Organophosphorous chemical weapons, such as sarin and soman, interfere with signals between nerve cells, and have recently been used to deadly effect in places such as Syria. Researchers are therefore trying to develop techniques that detect these chemical weapons in the environment, and destroy them.
Mike Ward and his group at the University of Sheffield in the UK may have found a way, using self-assembled supramolecular cages—large, hollow molecular structures that can act as a host to smaller molecules. Such structures have been around for a while, but the ones made by Ward are exciting because they can bind alkyl phosphonates within them. Alkyl phosphonates have the same basic size and shape as the chemical weapons in question, but lack the reactive leaving group that makes them so dangerous so researchers often use them as chemical weapon simulants in the lab.

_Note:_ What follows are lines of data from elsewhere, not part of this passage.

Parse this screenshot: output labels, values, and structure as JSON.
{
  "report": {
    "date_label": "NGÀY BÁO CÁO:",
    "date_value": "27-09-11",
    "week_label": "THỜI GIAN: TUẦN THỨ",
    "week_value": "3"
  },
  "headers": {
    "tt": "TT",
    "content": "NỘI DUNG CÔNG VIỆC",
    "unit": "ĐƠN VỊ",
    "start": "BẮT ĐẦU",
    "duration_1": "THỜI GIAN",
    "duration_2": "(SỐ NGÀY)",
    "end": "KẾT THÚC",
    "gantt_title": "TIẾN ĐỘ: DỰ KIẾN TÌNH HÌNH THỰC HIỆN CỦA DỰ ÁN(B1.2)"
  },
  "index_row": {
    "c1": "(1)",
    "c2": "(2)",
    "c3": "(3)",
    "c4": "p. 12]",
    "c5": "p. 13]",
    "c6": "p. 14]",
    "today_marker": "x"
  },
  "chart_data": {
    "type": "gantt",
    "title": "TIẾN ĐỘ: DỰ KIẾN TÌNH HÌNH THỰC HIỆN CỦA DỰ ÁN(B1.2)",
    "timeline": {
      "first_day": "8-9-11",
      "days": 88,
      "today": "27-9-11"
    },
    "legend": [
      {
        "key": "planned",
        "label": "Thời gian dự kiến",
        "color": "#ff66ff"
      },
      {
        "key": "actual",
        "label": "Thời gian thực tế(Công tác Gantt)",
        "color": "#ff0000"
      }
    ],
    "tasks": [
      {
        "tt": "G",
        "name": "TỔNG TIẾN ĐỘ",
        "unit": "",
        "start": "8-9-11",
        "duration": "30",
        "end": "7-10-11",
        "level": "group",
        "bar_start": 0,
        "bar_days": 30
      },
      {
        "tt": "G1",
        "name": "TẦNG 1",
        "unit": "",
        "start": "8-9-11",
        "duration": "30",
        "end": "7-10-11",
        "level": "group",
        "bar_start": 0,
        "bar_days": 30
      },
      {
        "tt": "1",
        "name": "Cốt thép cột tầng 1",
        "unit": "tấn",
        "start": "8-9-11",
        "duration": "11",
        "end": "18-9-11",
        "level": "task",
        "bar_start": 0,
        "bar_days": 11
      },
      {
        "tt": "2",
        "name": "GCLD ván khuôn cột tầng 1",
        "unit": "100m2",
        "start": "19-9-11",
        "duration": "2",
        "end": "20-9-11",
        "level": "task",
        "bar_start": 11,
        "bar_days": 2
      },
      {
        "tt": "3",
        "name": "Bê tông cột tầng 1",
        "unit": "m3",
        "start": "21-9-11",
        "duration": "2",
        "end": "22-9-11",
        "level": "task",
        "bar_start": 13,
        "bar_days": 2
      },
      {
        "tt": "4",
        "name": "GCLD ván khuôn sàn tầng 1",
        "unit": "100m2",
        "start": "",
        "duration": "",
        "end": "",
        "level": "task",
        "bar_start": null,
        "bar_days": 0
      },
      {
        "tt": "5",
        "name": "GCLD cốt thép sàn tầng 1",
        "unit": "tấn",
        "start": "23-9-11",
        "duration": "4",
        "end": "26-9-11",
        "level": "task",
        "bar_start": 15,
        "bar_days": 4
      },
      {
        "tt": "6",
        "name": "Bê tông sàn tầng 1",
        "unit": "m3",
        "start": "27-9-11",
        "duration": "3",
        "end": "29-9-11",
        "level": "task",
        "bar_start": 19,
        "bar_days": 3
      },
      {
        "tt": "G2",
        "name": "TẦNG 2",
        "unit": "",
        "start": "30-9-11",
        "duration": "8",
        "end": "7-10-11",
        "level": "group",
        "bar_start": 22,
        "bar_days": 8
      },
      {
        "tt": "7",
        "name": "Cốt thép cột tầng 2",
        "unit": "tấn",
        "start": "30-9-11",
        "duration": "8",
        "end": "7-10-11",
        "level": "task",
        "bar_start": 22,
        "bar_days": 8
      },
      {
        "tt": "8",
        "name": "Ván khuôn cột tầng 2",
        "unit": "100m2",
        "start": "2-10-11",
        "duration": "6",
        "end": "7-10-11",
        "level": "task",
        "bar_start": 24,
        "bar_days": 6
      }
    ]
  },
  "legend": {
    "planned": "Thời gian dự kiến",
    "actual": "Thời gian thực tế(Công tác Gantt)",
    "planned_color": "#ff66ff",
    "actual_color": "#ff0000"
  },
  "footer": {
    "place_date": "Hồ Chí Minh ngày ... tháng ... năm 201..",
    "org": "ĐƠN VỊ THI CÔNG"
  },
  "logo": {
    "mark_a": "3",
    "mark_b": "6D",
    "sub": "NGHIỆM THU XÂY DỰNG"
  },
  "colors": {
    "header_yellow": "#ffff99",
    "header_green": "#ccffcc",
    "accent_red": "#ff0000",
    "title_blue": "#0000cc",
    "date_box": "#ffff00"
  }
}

The host cages have a cobalt or cadmium dication at each vertex and a bis(pyrazolyl-pyridine) ligand along each edge. In water, the hydrophobic effect drives interactions between the cage and alkyl phosphonates. ‘The interior surface is lined with CH groups from the ligands, which is an archetypal hydrophobic surface—oil and water don’t mix for the same reason,’ explains Ward. ‘It thus acts as a haven for molecules that are not happy in water. For the guests, their alkyl chains provide the hydrophobic contribution to binding. We can see this because, as the size of the alkyl groups increases, binding gets stronger—even though the phosphonate bit stays the same in every case.’ It is energetically favourable for this hydrophobic guest to enter the hydrophobic cavity because each guest displaces two bound water molecules, allowing them to form hydrogen bonds with each other, and increasing the total entropy by being free to move around.
The cage is also luminescent, but dims when an alkyl phosphonate enters. ‘This approach is very elegant as it combines sequestration with a fluorescent response—locking up the chemical warfare agent simulant within a coordination cage and signalling its presence,’ comments supramolecular chemist Philip Gale, from the University of Southampton, UK. ‘Chemical weapons can be destroyed by chemicals such as powerful oxidants in bulk situations but highly selective analysis and detection systems are very much needed, particularly security-sensitive locations,’ adds inorganic chemist Jonathan Steed from Durham University, UK.
The group now hopes to show that their cages can catalyse the decomposition of chemical weapons simulants to harmless small molecules, which could prove a promising method of disposing of chemical weapons in the future.